En plus de trente ans de collaboration, les deux hommes sont à l’origine de nombreuses campagnes dont certaines ont connu un succès international. C’est le cas de la célèbre publicité en 2001 pour la motorisation TDI, représentant un chameau en train de galoper dans le désert. « Cette campagne a rapporté de nombreux prix dont le bronze à Cannes », raconte Georges Amerlynck. « Nous avons voulu représenter la sobriété de ce moteur par la photo du camélidé et suggérer sa sportivité en le faisant courir à toute vitesse, en l’absence de tout titre et de tout texte. Bien évidemment, un chameau est incapable de se déplacer à une telle vitesse, et nous avons fait réaliser ce photomontage en studio. Nous avons voulu rappeler le logo « rabbit » de la Golf 1 en lui conférant la posture d’un lièvre. Alors que ce concept est très simple et n’a pas coûté cher à réaliser, ce fut un immense succès. À un tel point que cette publicité a été reprise par d’autres importateurs Volkswagen par la suite… »

Travail d’équipe

C’est sans compter sur le nombre très important de créatifs, qui dépasse la centaine, qui ont travaillé sur la Golf.  Les plus avertis se surpassaient et les plus jeunes se battaient pour concevoir une campagne pour cette voiture mythique.
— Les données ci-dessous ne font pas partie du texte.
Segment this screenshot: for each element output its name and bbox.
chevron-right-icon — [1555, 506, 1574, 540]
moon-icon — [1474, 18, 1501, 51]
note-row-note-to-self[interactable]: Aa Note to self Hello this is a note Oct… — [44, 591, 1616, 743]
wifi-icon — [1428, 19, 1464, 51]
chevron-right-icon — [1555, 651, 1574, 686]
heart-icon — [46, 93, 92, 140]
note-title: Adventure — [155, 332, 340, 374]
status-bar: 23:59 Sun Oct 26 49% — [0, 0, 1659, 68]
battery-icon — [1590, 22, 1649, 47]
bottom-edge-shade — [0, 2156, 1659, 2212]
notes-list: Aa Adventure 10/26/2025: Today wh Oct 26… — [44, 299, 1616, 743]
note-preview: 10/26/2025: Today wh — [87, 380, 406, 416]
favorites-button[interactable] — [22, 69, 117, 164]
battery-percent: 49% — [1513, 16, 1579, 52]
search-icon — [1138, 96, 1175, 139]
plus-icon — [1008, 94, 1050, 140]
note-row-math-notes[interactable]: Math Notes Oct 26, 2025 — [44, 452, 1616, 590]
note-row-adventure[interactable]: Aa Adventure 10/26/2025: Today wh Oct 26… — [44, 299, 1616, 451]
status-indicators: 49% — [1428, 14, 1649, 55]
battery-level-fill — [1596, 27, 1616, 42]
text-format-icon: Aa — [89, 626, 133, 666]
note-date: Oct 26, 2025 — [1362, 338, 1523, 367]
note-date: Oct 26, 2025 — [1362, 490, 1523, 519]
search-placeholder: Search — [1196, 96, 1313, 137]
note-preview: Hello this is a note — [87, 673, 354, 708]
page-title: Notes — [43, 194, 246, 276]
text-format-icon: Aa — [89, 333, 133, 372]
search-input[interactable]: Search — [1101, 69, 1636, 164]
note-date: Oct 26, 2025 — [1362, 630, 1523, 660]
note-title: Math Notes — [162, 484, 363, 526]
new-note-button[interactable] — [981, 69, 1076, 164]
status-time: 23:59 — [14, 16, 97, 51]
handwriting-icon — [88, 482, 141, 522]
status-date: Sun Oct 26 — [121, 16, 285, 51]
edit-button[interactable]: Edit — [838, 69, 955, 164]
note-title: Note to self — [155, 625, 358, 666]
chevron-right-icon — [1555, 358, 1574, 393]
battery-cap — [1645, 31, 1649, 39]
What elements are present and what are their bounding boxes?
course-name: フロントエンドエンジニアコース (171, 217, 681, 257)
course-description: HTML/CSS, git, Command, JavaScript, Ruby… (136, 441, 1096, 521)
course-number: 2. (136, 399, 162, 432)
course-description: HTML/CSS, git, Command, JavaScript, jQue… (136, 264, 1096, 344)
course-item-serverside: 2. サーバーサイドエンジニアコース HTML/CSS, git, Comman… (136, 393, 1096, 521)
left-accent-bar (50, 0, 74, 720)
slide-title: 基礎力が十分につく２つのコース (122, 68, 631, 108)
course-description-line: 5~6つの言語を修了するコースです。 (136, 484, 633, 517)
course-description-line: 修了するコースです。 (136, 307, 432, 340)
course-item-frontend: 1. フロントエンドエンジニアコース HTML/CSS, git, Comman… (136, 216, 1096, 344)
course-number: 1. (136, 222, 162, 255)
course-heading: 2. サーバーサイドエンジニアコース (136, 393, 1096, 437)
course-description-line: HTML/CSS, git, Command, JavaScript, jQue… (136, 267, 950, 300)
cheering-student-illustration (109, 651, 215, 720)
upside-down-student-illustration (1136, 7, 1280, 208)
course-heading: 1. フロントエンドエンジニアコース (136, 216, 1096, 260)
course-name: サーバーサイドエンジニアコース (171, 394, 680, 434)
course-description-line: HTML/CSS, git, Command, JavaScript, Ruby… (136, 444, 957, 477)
Les campagnes Golf sont celles qui, de très loin, ont gagné le plus de prix en Belgique : Prix des Directeurs Créatifs de Belgique, Prix du Public, Prix des Média, Prix de tout le monde Publicitaire et de celui de tous les Annonceurs en Belgique, et d’autres.

Campagne de juillet

Une autre particularité de la publicité pour la Volkswagen Golf est la récurrence de la campagne du mois de juillet : « les afficheurs constataient traditionnellement une baisse d’activité durant le mois de juillet à cause des vacances scolaires », explique André Lequime. « Du coup, ceux-ci appliquaient des tarifs avantageux et nous avons commencé à faire de la publicité en cette période un peu creuse. Nous avons alors imaginé la Golf comme un membre de la famille et l’avons évoqué dans ce contexte estival. Nous avons pris beaucoup de plaisir à imaginer des campagnes humoristiques et parfois complètement surréalistes ». « Pour moi, cette série d’affiches représente la quintessence de l’esprit de la Golf », ajoute Amerlynck. « La voiture a été dématérialisée et n’en est devenue que plus sympathique ! ».

Evolution

Si les deux hommes sont aujourd’hui à la retraite, ces derniers se voient encore régulièrement avec grand plaisir et discutent toujours de cet âge d’or de la publicité pour la Golf. « Cette synergie entre DBB et D’Ieteren a fonctionné parce que les deux entreprises avaient des valeurs identiques », affirme Georges Amerlynck. « Les messages à faire passer étaient simples et les décisions rapidement prises. Les responsables de D’Ieteren avaient du répondant et ils étaient surtout ouverts d’esprit ». De son côté, André Lequime ajoute : « il ne faut pas oublier que tout cela été possible…grâce à la confiance sans concession que le marketing et l’agence de publicité avaient en la Golf. De telles campagnes n’auraient pas pu voir le jour si nous n’avions pas eu foi en ce produit et si le produit n’avait pas été aussi puissant…
Quarante-six ans après mes débuts au marketing chez Volkswagen, j’aime toujours cette voiture comme au premier jour. Je roule d’ailleurs toujours en Golf en quotidien. »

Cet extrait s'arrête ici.